My wife hates to get on top of me during sex. Says she feels ashamed. Doesn't even give a BJ unless I ask. I have made her orgasm with my mouth,hands,penis and leg. Is this normal? I'm a good looking guy with a high sex drive but she is a different animal. I have done it all from being romantic to just getting her drunk and nothing seems to take away her fears. Although I did get her drunk after a wedding and it was like a different girl and we had sex in all positions all night. That was 2 years ago. I need some wisdom.


----------



## anx (Nov 30, 2010)

Accept the good things you have going, and forget the position. Or fight about it until she can't stand you and stops having sex or destroys the marriage.
_Posted via Mobile Device_


----------



## square1 (Oct 31, 2011)

Based on your other post in CWI maybe if she stopped sleeping with other men it would be different?

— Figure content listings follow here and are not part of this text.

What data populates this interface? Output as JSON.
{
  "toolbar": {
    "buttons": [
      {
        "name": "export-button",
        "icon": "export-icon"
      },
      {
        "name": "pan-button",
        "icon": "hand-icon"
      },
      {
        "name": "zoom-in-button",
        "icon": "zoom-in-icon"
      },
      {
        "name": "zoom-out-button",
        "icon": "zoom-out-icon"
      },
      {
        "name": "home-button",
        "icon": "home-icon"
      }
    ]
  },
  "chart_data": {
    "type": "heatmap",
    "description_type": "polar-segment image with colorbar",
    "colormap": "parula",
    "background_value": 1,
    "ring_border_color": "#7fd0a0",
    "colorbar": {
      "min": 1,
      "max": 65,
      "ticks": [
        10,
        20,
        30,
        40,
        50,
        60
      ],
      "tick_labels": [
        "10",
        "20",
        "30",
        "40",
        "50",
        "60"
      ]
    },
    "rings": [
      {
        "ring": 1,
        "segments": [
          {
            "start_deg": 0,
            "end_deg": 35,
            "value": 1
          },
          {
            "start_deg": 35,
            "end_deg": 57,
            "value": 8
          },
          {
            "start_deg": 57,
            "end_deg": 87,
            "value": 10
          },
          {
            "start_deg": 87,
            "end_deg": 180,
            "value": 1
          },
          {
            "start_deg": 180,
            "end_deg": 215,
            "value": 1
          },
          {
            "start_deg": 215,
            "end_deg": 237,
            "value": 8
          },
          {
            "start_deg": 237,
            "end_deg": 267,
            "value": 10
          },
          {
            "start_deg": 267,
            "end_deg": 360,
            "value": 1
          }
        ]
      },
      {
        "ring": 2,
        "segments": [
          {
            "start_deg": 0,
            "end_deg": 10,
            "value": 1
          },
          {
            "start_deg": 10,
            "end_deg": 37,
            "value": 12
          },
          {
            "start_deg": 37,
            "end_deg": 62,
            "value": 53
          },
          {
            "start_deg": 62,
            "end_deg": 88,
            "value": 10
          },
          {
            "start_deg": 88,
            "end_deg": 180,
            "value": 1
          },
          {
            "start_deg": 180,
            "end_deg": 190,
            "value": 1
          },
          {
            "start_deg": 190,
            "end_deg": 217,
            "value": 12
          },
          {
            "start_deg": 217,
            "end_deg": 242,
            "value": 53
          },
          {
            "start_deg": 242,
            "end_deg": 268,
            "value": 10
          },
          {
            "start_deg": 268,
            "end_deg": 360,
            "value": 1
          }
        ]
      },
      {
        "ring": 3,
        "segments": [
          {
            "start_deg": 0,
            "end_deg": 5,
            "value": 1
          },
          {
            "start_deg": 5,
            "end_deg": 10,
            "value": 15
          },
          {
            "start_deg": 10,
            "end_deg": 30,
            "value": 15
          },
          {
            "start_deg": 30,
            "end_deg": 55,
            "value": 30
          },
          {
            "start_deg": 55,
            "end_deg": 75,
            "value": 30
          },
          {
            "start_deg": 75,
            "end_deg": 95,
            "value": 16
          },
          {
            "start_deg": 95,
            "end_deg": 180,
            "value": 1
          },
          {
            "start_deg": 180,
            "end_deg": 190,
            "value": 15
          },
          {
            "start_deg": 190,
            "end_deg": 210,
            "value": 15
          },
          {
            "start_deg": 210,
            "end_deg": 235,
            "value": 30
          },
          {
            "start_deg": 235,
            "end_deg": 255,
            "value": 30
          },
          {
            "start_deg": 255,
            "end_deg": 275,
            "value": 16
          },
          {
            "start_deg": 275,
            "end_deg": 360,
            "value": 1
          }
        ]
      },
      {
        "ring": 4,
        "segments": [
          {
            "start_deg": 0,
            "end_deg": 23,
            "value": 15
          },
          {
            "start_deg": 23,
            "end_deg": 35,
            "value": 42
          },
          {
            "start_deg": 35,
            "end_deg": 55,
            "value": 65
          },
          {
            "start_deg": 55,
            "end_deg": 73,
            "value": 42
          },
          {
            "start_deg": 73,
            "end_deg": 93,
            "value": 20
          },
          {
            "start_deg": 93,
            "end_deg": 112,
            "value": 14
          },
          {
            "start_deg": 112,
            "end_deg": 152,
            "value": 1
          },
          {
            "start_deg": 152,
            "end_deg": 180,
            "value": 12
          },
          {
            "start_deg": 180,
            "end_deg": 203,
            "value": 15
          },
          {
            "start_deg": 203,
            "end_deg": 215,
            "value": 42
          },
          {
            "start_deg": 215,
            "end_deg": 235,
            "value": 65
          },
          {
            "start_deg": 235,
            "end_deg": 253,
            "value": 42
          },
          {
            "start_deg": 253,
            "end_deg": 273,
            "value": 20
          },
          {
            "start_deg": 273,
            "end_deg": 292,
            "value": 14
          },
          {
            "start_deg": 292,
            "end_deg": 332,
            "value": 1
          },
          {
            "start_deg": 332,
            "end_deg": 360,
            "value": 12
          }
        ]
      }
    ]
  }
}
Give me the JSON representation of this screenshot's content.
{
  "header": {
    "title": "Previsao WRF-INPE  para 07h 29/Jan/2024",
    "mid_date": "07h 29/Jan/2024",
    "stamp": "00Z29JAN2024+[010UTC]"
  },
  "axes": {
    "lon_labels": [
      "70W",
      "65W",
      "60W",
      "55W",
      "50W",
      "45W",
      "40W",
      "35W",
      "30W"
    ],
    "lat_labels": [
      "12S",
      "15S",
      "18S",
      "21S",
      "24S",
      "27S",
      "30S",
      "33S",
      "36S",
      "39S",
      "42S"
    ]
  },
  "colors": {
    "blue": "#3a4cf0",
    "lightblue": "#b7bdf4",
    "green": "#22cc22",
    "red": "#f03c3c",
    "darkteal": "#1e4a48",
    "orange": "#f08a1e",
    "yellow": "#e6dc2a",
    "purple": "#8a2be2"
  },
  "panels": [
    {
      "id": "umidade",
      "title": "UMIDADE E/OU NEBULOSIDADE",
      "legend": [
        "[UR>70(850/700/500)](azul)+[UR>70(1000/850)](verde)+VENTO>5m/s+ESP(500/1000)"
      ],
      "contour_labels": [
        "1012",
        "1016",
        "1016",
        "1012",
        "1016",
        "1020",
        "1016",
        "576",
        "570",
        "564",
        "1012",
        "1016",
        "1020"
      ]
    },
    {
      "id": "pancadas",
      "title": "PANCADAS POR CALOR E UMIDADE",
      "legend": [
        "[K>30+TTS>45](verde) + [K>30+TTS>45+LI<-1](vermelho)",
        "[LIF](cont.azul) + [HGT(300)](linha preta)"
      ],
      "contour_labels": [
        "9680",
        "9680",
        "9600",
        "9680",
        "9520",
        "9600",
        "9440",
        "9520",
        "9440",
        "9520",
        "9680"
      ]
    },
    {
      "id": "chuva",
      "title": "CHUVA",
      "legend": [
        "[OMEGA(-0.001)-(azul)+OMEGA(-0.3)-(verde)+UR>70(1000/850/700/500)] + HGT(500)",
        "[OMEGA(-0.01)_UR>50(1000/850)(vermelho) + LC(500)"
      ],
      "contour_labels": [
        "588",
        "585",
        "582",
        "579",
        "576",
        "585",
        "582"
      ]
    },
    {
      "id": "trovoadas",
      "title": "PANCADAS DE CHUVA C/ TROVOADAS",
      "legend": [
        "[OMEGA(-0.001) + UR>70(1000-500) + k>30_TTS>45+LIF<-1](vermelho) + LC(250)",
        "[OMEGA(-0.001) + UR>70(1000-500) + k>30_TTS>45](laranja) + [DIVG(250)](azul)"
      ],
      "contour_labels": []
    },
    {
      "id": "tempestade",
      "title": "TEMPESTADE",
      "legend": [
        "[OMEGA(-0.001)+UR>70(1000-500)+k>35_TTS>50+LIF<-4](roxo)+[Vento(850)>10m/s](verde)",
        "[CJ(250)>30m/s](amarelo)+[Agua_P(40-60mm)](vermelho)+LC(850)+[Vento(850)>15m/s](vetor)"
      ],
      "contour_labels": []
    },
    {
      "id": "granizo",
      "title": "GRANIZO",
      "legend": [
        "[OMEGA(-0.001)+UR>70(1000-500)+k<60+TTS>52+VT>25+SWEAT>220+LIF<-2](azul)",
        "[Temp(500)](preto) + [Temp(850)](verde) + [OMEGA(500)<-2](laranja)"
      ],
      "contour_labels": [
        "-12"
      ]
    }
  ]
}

Was she always like this throughout the marriage with positions or was it after the infidelity on your part and hers that this started?


----------



## baltimorebarry (Dec 7, 2011)

No she was not always like this. I forgot to be a gentleman. I could never disagree with her without trying to prove my point about something. I'm sure that got irritating over time. If she acted the way I have over the years, I wouldn't be very much into sex either. The problem has been me all along and I was too ignorant to realize that. All I can do is work on myself to be better.


----------



## southern wife (Jul 22, 2011)

baltimorebarry said:


> I have made her orgasm with my .................and leg. Is this normal?


:scratchhead: Was she humping your leg? :scratchhead:


----------



## baltimorebarry (Dec 7, 2011)

Yeah. You know when you're making out and groping each other with clothes on. My leg would rest between her's and she would rub her woman part on it as we kissed. It doesn't work the other way around because I would end up on my knees crying in pain.


----------



## Mistys dad (Dec 2, 2011)

Stop asking.

Start taking and start telling.

Her phobias are just that, hers.

As long as you let her issues control the way you act, it won't change. Let the caveman out, be a viking for a night. Don't ask her to get on top, toss her on top. Then show her how much you love it.

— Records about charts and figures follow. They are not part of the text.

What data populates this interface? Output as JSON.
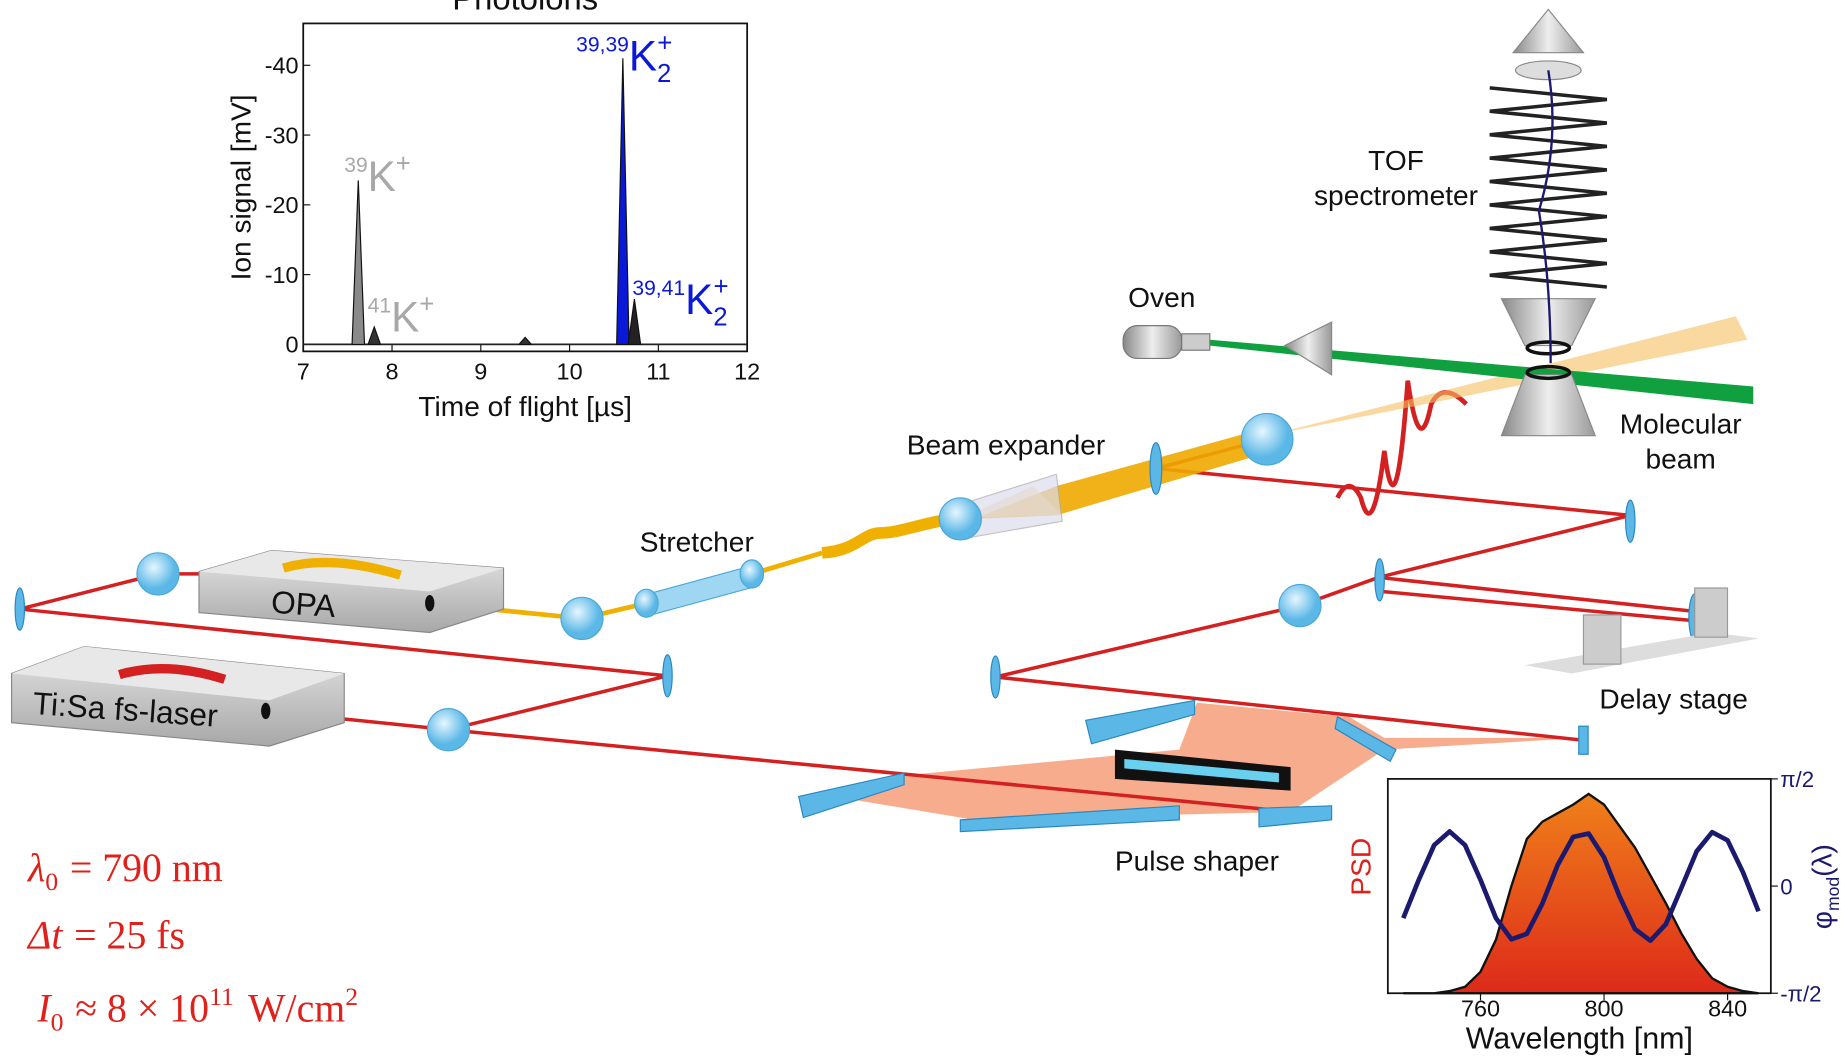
{
  "tof_inset": {
    "title": "Photoions",
    "xlabel": "Time of flight [µs]",
    "ylabel": "Ion signal [mV]",
    "xlim": [
      7,
      12
    ],
    "ylim": [
      1,
      -46
    ],
    "xticks": [
      7,
      8,
      9,
      10,
      11,
      12
    ],
    "yticks": [
      0,
      -10,
      -20,
      -30,
      -40
    ],
    "peaks": [
      {
        "x": 7.62,
        "value": -23.5,
        "color": "#8a8a8a"
      },
      {
        "x": 7.8,
        "value": -2.5,
        "color": "#333333"
      },
      {
        "x": 9.5,
        "value": -1,
        "color": "#333333"
      },
      {
        "x": 10.6,
        "value": -41,
        "color": "#0a18d8"
      },
      {
        "x": 10.73,
        "value": -6.5,
        "color": "#222222"
      }
    ],
    "labels": [
      {
        "mass": "39",
        "ion": "K",
        "sub": "",
        "charge": "+",
        "color": "#a8a8a8"
      },
      {
        "mass": "41",
        "ion": "K",
        "sub": "",
        "charge": "+",
        "color": "#a8a8a8"
      },
      {
        "mass": "39,39",
        "ion": "K",
        "sub": "2",
        "charge": "+",
        "color": "#0a18d8"
      },
      {
        "mass": "39,41",
        "ion": "K",
        "sub": "2",
        "charge": "+",
        "color": "#0a18d8"
      }
    ]
  },
  "psd_inset": {
    "xlabel": "Wavelength [nm]",
    "ylabel": "PSD",
    "y2label": "φ",
    "y2label_sub": "mod",
    "y2label_arg": "(λ)",
    "xlim": [
      730,
      854
    ],
    "xticks": [
      760,
      800,
      840
    ],
    "ylim": [
      0,
      1
    ],
    "y2lim": [
      -1.5708,
      1.5708
    ],
    "y2ticks": [
      {
        "value": 1.5708,
        "label": "π/2"
      },
      0,
      {
        "value": -1.5708,
        "label": "-π/2"
      }
    ],
    "x": [
      735,
      740,
      745,
      750,
      755,
      760,
      765,
      770,
      775,
      780,
      785,
      790,
      795,
      800,
      805,
      810,
      815,
      820,
      825,
      830,
      835,
      840,
      845,
      850
    ],
    "psd": [
      0,
      0,
      0,
      0.01,
      0.03,
      0.1,
      0.25,
      0.5,
      0.72,
      0.8,
      0.84,
      0.88,
      0.93,
      0.88,
      0.78,
      0.68,
      0.55,
      0.42,
      0.28,
      0.16,
      0.07,
      0.03,
      0.01,
      0
    ],
    "phase": [
      -0.47,
      0.09,
      0.6,
      0.8,
      0.6,
      0.09,
      -0.47,
      -0.78,
      -0.7,
      -0.26,
      0.31,
      0.72,
      0.77,
      0.42,
      -0.15,
      -0.63,
      -0.8,
      -0.56,
      -0.03,
      0.51,
      0.79,
      0.67,
      0.2,
      -0.37
    ],
    "psd_color": "#e0201a",
    "phase_color": "#1c1a6e"
  },
  "labels": {
    "tof": "TOF",
    "tof2": "spectrometer",
    "oven": "Oven",
    "molecular": "Molecular",
    "beam": "beam",
    "expander": "Beam expander",
    "stretcher": "Stretcher",
    "opa": "OPA",
    "laser": "Ti:Sa fs-laser",
    "delay": "Delay stage",
    "shaper": "Pulse shaper"
  },
  "equations": [
    {
      "lhs": "λ",
      "sub": "0",
      "rhs": "= 790 nm"
    },
    {
      "lhs": "Δt",
      "sub": "",
      "rhs": "= 25 fs"
    },
    {
      "lhs": "I",
      "sub": "0",
      "rhs": "≈ 8 × 10",
      "sup": "11",
      "unit": "W/cm",
      "unit_sup": "2"
    }
  ]
}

( I would never compare a woman to a dog )

When you play with a dog, do you ask it if it wants to run? No, you grab it, rub it, scratch it behind the ears, then throw the ball. You decide how long, how rough, how far, etc.....Then you light a fire in the fireplace and put the dog to sleep peacefully.

Think how good life would be if spouses treated each other like the family dog.


----------



## Jellybeans (Mar 8, 2011)

baltimorebarry said:


> Although I did get her drunk after a wedding and it was like a different girl and we had sex in all positions all night. That was 2 years ago. I need some wisdom.


:rofl: The solution seems simple: get more alcohol next time you fool around. 

I find that I am a lot more uninhibited if I've had a glass of wine or two.


----------